As sylvan as that sounds, it’s nothing compared to the 55 rural acres they’ve been living on in Columbia County, N.Y. When she first tweeted about her move to Los Angeles on Twitter, the most common response from her more than 184,000 followers was, basically, “What about the chickens?!?” On her New Yorker blog Free Range, Orlean has written with fascination and fondness about her chickens as well as their other critters, from cattle to cats. After some thought, the family brought the dog and two of three cats with them to the city.
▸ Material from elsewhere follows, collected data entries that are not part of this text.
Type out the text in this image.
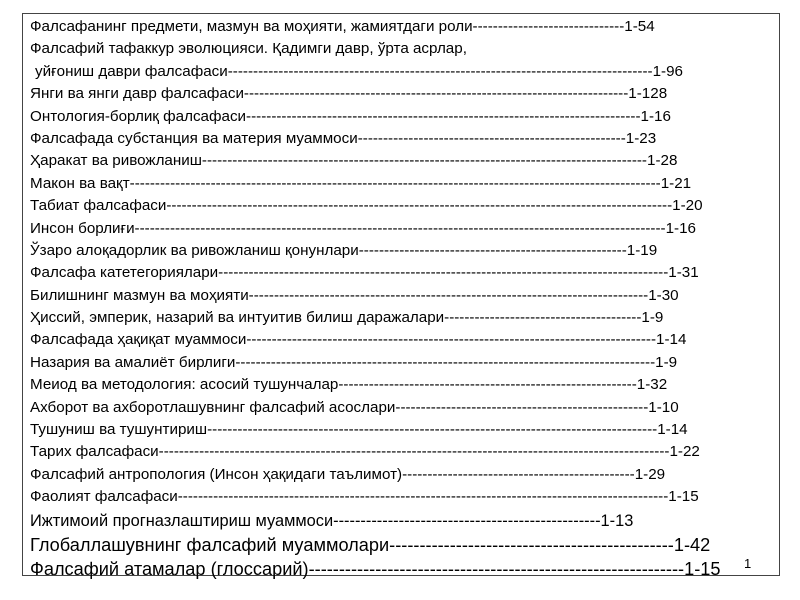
Фалсафанинг предмети, мазмун ва моҳияти, жамиятдаги роли------------------------------1-54
Фалсафий тафаккур эволюцияси. Қадимги давр, ўрта асрлар,
уйғониш даври фалсафаси------------------------------------------------------------------------------------1-96
Янги ва янги давр фалсафаси----------------------------------------------------------------------------1-128
Онтология-борлиқ фалсафаси------------------------------------------------------------------------------1-16
Фалсафада субстанция ва материя муаммоси-----------------------------------------------------1-23
Ҳаракат ва ривожланиш----------------------------------------------------------------------------------------1-28
Макон ва вақт---------------------------------------------------------------------------------------------------------1-21
Табиат фалсафаси----------------------------------------------------------------------------------------------------1-20
Инсон борлиғи---------------------------------------------------------------------------------------------------------1-16
Ўзаро алоқадорлик ва ривожланиш қонунлари-----------------------------------------------------1-19
Фалсафа катетегориялари-----------------------------------------------------------------------------------------1-31
Билишнинг мазмун ва моҳияти-------------------------------------------------------------------------------1-30
Ҳиссий, эмперик, назарий ва интуитив билиш даражалари---------------------------------------1-9
Фалсафада ҳақиқат муаммоси---------------------------------------------------------------------------------1-14
Назария ва амалиёт бирлиги-----------------------------------------------------------------------------------1-9
Меиод ва методология: асосий тушунчалар-----------------------------------------------------------1-32
Ахборот ва ахборотлашувнинг фалсафий асослари--------------------------------------------------1-10
Тушуниш ва тушунтириш-----------------------------------------------------------------------------------------1-14
Тарих фалсафаси-----------------------------------------------------------------------------------------------------1-22
Фалсафий антропология (Инсон ҳақидаги таълимот)----------------------------------------------1-29
Фаолият фалсафаси-------------------------------------------------------------------------------------------------1-15
Ижтимоий прогназлаштириш муаммоси-------------------------------------------------1-13
Глобаллашувнинг фалсафий муаммолари-----------------------------------------------1-42
Фалсафий атамалар (глоссарий)--------------------------------------------------------------1-15	1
“I think each time you move, it’s like a booster rocket. The pure newness of your circumstance super-fuels your curiosity,” she says. Orlean was brought up in Cleveland, went to college in Michigan and then moved to Portland, Ore., where she wound up writing for Willamette Week, a local alternative paper. She was assigned to cover the county, which typically would mean attending governmental meetings; her first story, written around 1980, was about amyl nitrate, its popularity and easy availability. “My editor said, ‘You’re supposed to be covering the county’; I said, ‘It’s taking place in the county,’” she remembers. “Then I did another story like that, and another one, and he finally said to me, ‘Just do what you want.’”
Ever since, people have allowed Orlean close enough into their lives so that she can tell her stories in depth. Perhaps her petite size disarms them, but more likely it’s her wide smile and evident enthusiasm. She has a uniquely tuned native curiosity that allows her to see how the micro connects to the macro. She moved on to the Boson Phoenix, the Boston Globe, Vogue and Rolling Stone, writing for many other venues along the way. She has been a New Yorker staff writer since 1992.
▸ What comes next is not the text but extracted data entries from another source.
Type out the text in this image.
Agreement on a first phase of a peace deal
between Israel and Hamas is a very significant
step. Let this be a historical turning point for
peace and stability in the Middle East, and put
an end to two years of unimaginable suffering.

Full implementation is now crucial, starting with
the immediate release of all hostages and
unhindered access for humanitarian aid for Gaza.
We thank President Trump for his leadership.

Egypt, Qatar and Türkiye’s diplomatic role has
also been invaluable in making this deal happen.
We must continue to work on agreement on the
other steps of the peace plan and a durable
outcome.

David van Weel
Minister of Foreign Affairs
“I like going places that other people may not be interested in going. I have this fantasy — this would be almost impossible, but I’d love to walk the length of Ventura Boulevard,” she says. “I feel like it’s this insane, huge, pulsing artery — I just want to look in, what is this crazy shop? What’s this weird little restaurant? It’s the Broadway of L.A., or it feels that way to me — so much going on.”
Ever since that long-ago story in Oregon, she’s been driven by an enthusiastic, unbounded curiosity — a symptom she embraces.
“I’m not looking for anything in particular. I just love exploring, and I love cities. And I also love country,” she says. “I guess I kind of love everything.”